Here you have a 30-month window of opportunity, a business community that would do a Bernanke and drop helicopter-loads of money on you if you can even half-way deliver, and nobody is going after it.
Who does Shuttleworth think he's fooling? In 2-1/2 years, there will be a billion smart devices running Android and iOS, and even a few running Win9Mobile. Somebody should buy him a black turtleneck so he can pretend his RDF is working.
Besides, anyone who really wants to run Linux just has to buy a r00table Android device. No need to wait 30 more months for Ubuntu.
This article should have read "Mark Shuttleworth continues his campaign to clone Apple products as closely as possible."

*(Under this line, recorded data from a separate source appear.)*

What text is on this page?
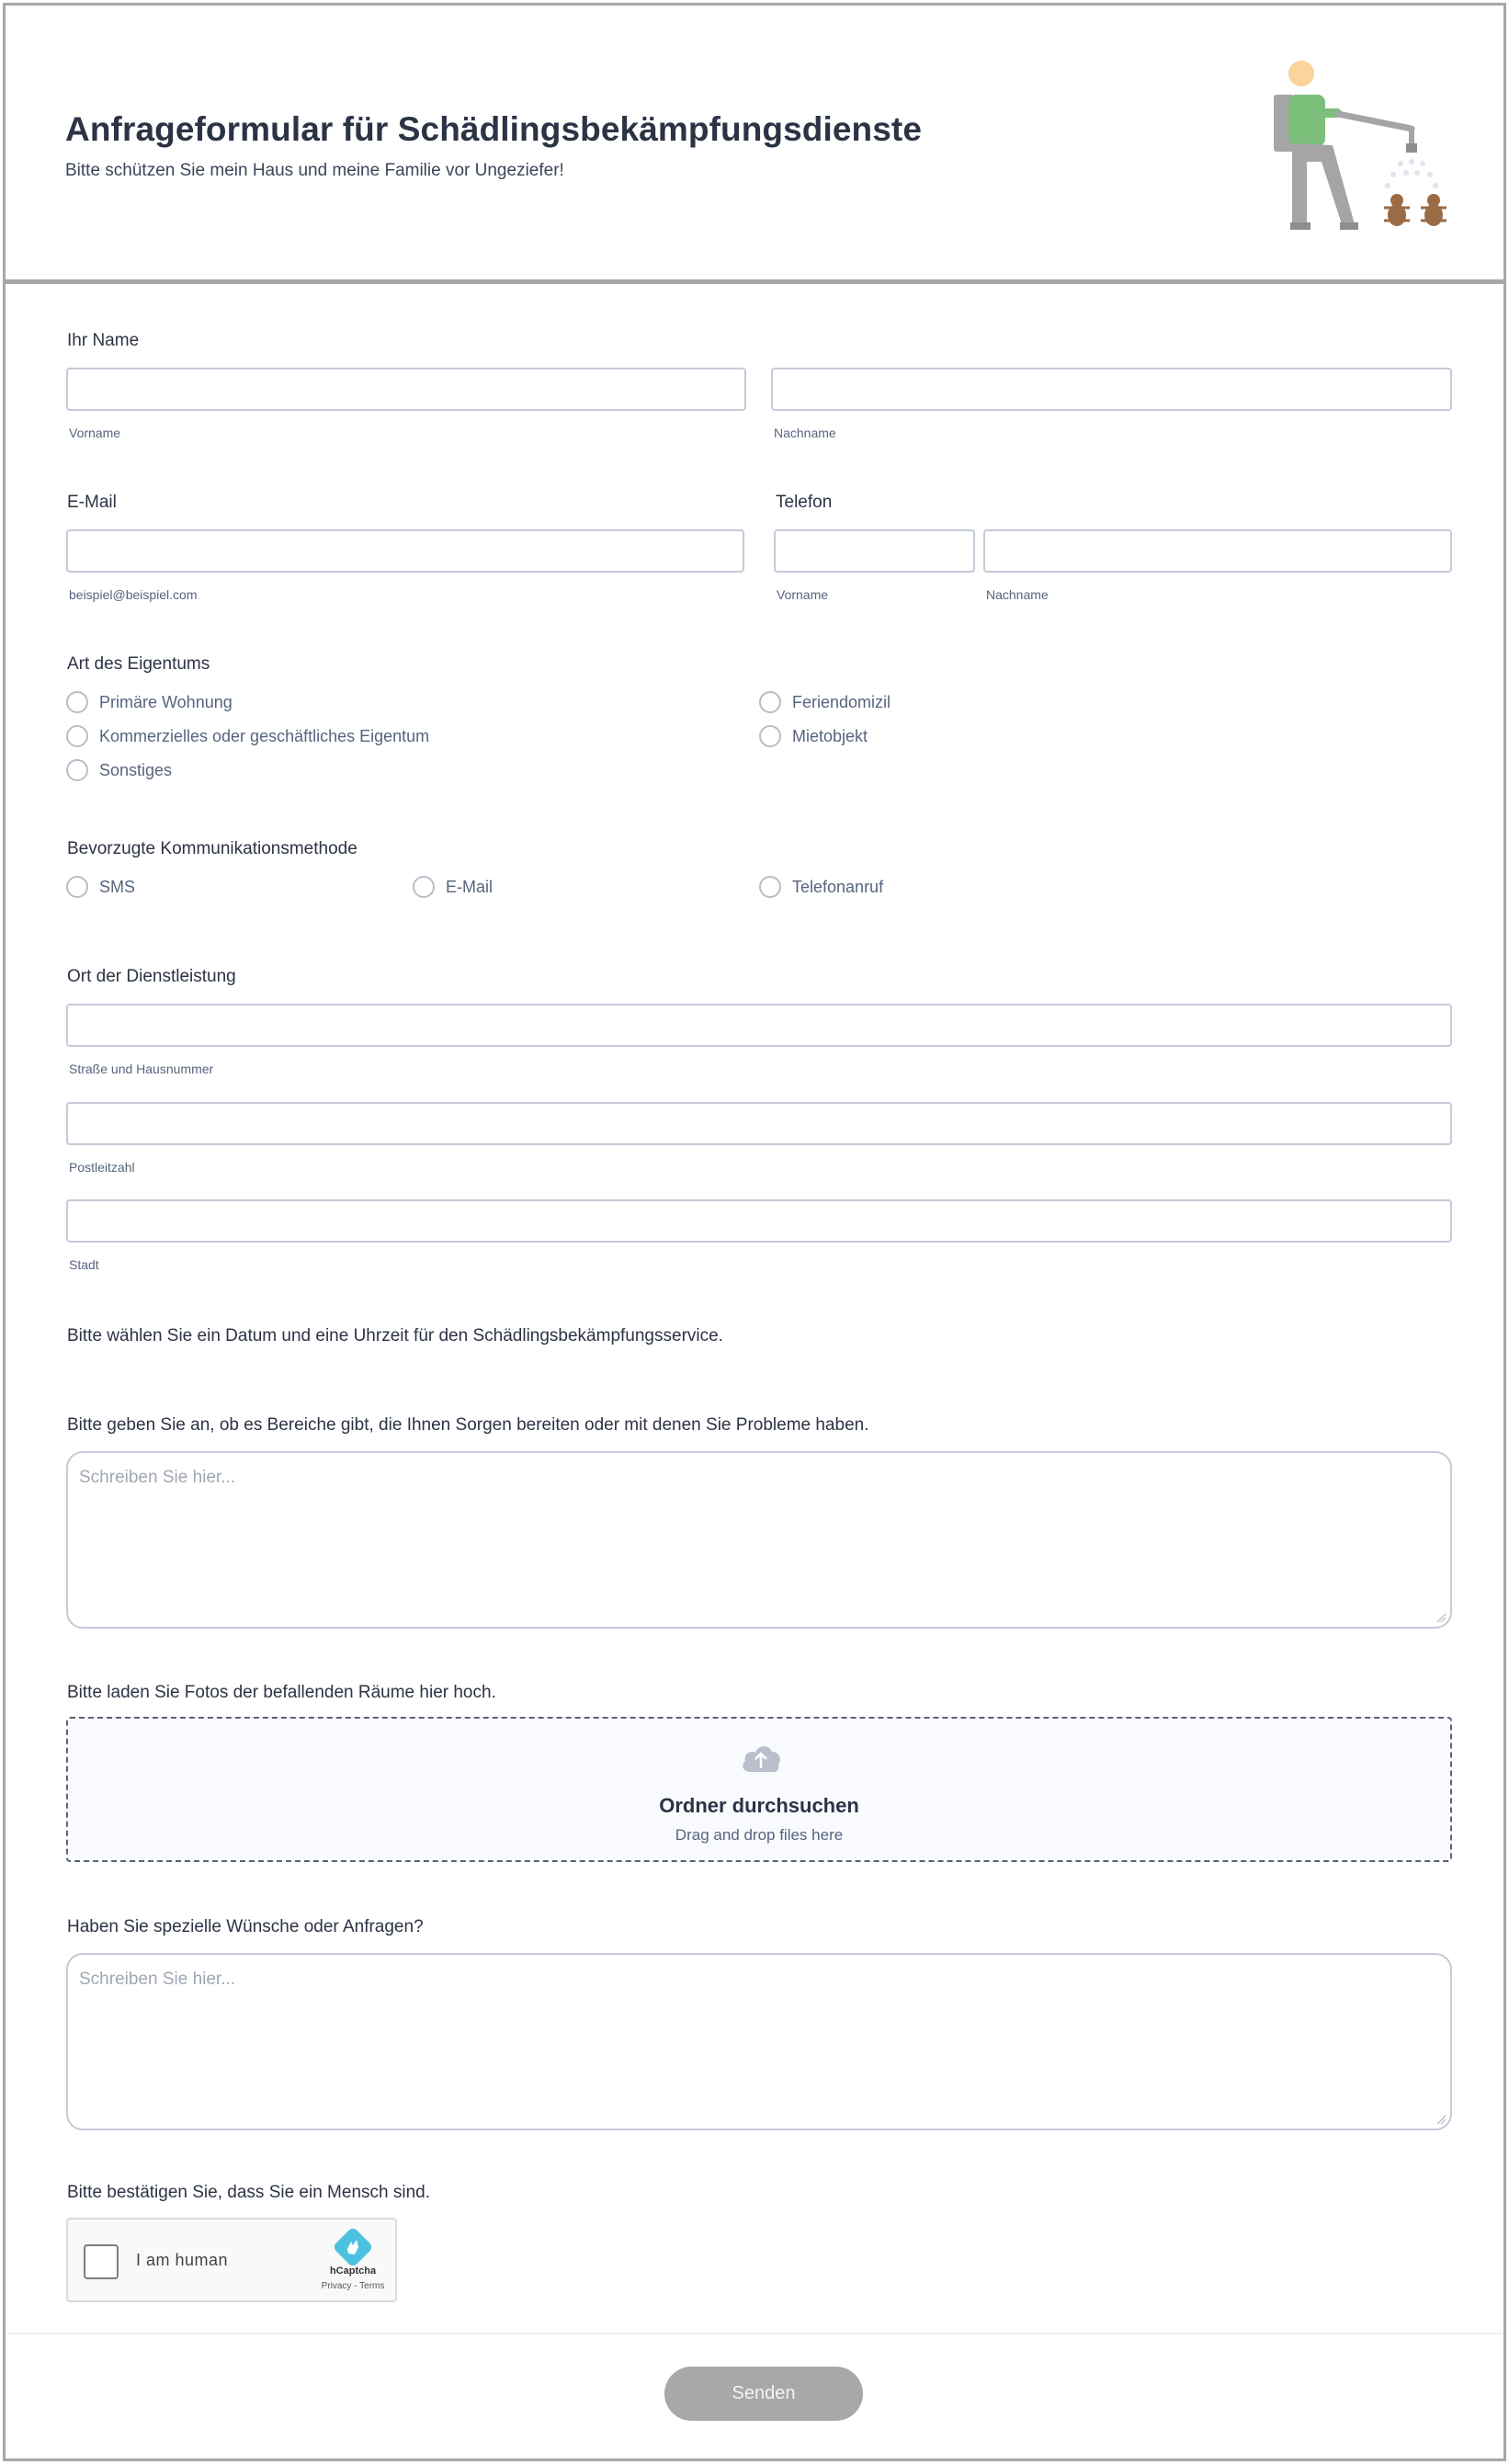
Anfrageformular für Schädlingsbekämpfungsdienste
Bitte schützen Sie mein Haus und meine Familie vor Ungeziefer!
Ihr Name
Vorname	Nachname
E-Mail
beispiel@beispiel.com
Telefon
Vorname	Nachname
Art des Eigentums
Primäre Wohnung	Feriendomizil
Kommerzielles oder geschäftliches Eigentum	Mietobjekt
Sonstiges
Bevorzugte Kommunikationsmethode
SMS	E-Mail	Telefonanruf
Ort der Dienstleistung
Straße und Hausnummer
Postleitzahl
Stadt
Bitte wählen Sie ein Datum und eine Uhrzeit für den Schädlingsbekämpfungsservice.
Bitte geben Sie an, ob es Bereiche gibt, die Ihnen Sorgen bereiten oder mit denen Sie Probleme haben.
Schreiben Sie hier...
Bitte laden Sie Fotos der befallenden Räume hier hoch.
Ordner durchsuchen
Drag and drop files here
Haben Sie spezielle Wünsche oder Anfragen?
Schreiben Sie hier...
Bitte bestätigen Sie, dass Sie ein Mensch sind.
I am human
hCaptcha
Privacy - Terms
Senden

Sorry, but am I the only one who doesn't think we need another OSX-like operating system on a tablet? Ubuntu is ruining what Linux worked towards for years by trying to lure in users with pretty colors and big icons. That's not what Linux is about. We're not Apple users. We don't care about that shit. We want a system that works, and works efficiently. Cloning OSX is counter-productive to that goal, since it's certainly not the most productive operating system out there.

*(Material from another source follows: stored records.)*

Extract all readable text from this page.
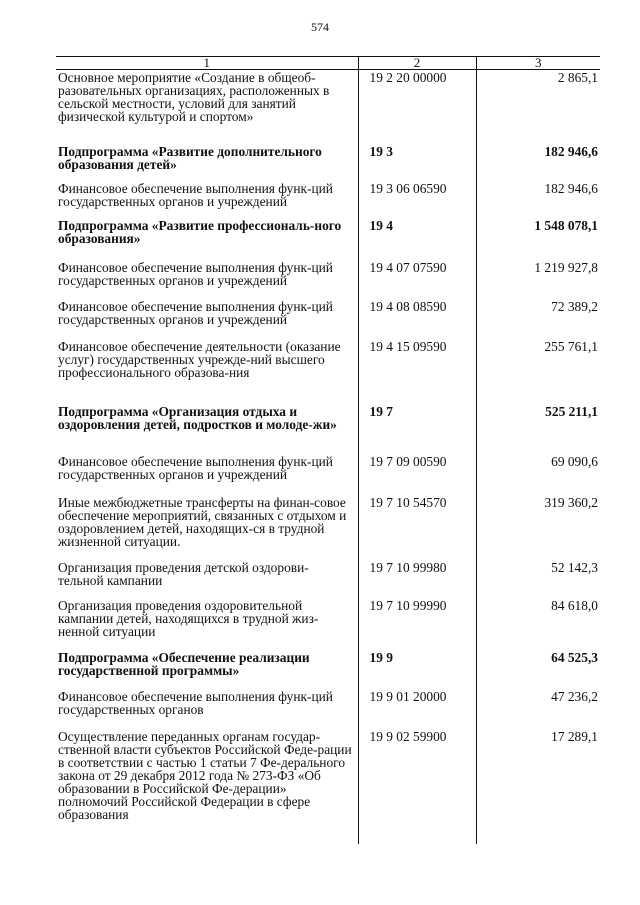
574
1	2	3
Основное мероприятие «Создание в общеоб-разовательных организациях, расположенных в сельской местности, условий для занятий физической культурой и спортом»	19 2 20 00000	2 865,1
Подпрограмма «Развитие дополнительного образования детей»	19 3	182 946,6
Финансовое обеспечение выполнения функ-ций государственных органов и учреждений	19 3 06 06590	182 946,6
Подпрограмма «Развитие профессиональ-ного образования»	19 4	1 548 078,1
Финансовое обеспечение выполнения функ-ций государственных органов и учреждений	19 4 07 07590	1 219 927,8
Финансовое обеспечение выполнения функ-ций государственных органов и учреждений	19 4 08 08590	72 389,2
Финансовое обеспечение деятельности (оказание услуг) государственных учрежде-ний высшего профессионального образова-ния	19 4 15 09590	255 761,1
Подпрограмма «Организация отдыха и оздоровления детей, подростков и молоде-жи»	19 7	525 211,1
Финансовое обеспечение выполнения функ-ций государственных органов и учреждений	19 7 09 00590	69 090,6
Иные межбюджетные трансферты на финан-совое обеспечение мероприятий, связанных с отдыхом и оздоровлением детей, находящих-ся в трудной жизненной ситуации.	19 7 10 54570	319 360,2
Организация проведения детской оздорови-тельной кампании	19 7 10 99980	52 142,3
Организация проведения оздоровительной кампании детей, находящихся в трудной жиз-ненной ситуации	19 7 10 99990	84 618,0
Подпрограмма «Обеспечение реализации государственной программы»	19 9	64 525,3
Финансовое обеспечение выполнения функ-ций государственных органов	19 9 01 20000	47 236,2
Осуществление переданных органам государ-ственной власти субъектов Российской Феде-рации в соответствии с частью 1 статьи 7 Фе-дерального закона от 29 декабря 2012 года № 273-ФЗ «Об образовании в Российской Фе-дерации» полномочий Российской Федерации в сфере образования	19 9 02 59900	17 289,1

The dock is one of the worst task-management devices ever conceived. You have no information about how many windows of a particular application are open, nor what those individual windows are displaying. The single file menu bar along the top is an inefficient window design forcing you to completely switch windows before you can access the menu for a different application. A large icon-based application launcher results in more scrolling and digging for what you want to run as opposed to a basic cascading menu of categories. Window controls at the top left, and dialog buttons with the most important button on the right, are completely counter-intuitive to how people read and process information.

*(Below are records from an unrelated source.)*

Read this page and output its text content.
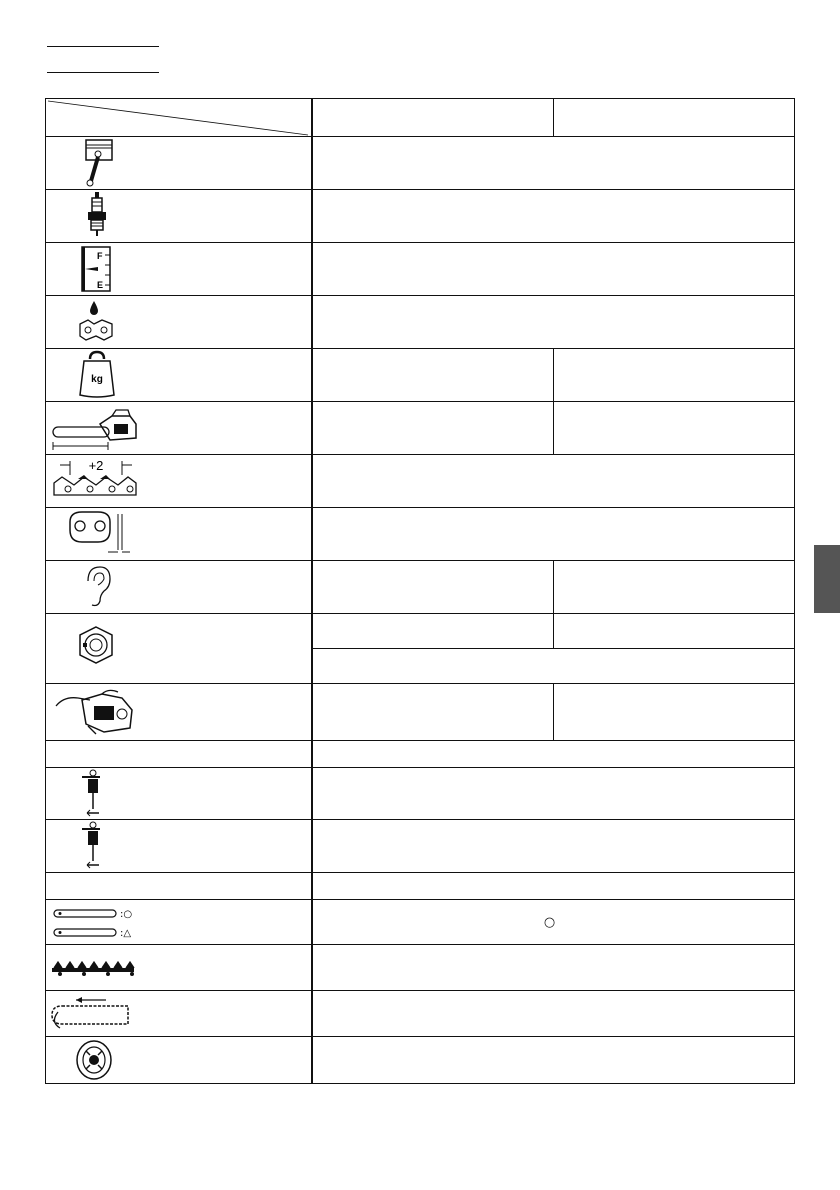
F
E
kg
+2
:○
:△
○
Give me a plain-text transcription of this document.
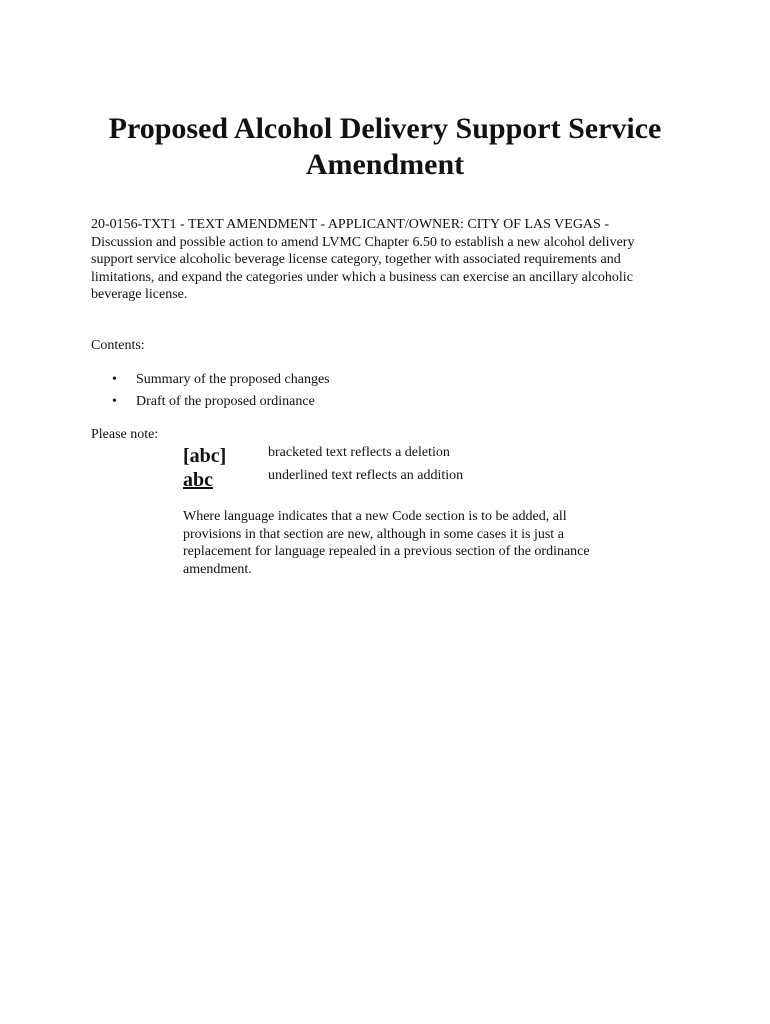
Proposed Alcohol Delivery Support Service Amendment

20-0156-TXT1 - TEXT AMENDMENT - APPLICANT/OWNER: CITY OF LAS VEGAS - Discussion and possible action to amend LVMC Chapter 6.50 to establish a new alcohol delivery support service alcoholic beverage license category, together with associated requirements and limitations, and expand the categories under which a business can exercise an ancillary alcoholic beverage license.

Contents:

• Summary of the proposed changes
• Draft of the proposed ordinance

Please note:

[abc]	bracketed text reflects a deletion
abc	underlined text reflects an addition

Where language indicates that a new Code section is to be added, all provisions in that section are new, although in some cases it is just a replacement for language repealed in a previous section of the ordinance amendment.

The entire design is taking us back 30 years to when the Mac OS first launched, when computers were hardly capable of running more than one application at a time. Microsoft nailed it and created the most productive desktop OS interface with Windows 95 onward. Apple, on the other hand, remained stagnant and has never changed its interface other than adding a dock. So why the heck is Shuttleworth trying to copy it? Ubuntu created a huge userbase, and finally gave Linux a single platform to rally around and focus development in a single direction, but now they're trying to shove a poorly developed interface onto everyone in the name of "innovation."
Yes I know you can simply switch back to Classic, but that doesn't automatically fix the other initial problems of backwards window controls or dialog buttons. It also doesn't change the fact that that's not what people are going to see and use by default. And the default is, quite frankly, a mess. Let's not teach people to use computers like this, before people start getting used to it.
Sharp released a small Ubuntu based tablet called the Netwalker years ago - I own both the tablet and pocket computer versions. They are both pocket sized, so not exactly comparable with "tablets" like the iPad. There are some input issues on the tablet because the input software (made by Motorola) is buggy but other than that I get significantly more functionality out of it than I do my Android phone - simply because it runs a lot of software that "should" only be on the desktop and it runs it just fine - and it's easy to just apt-get install whatever rather than digging through the market. On top of that I can compile whatever I want and run it right there, I don't need to statically package things in a big blob and export them.
Of course anyone who just read that and though "wow, that IS great!" should take a step back and realize the general tablet market doesn't do any of that.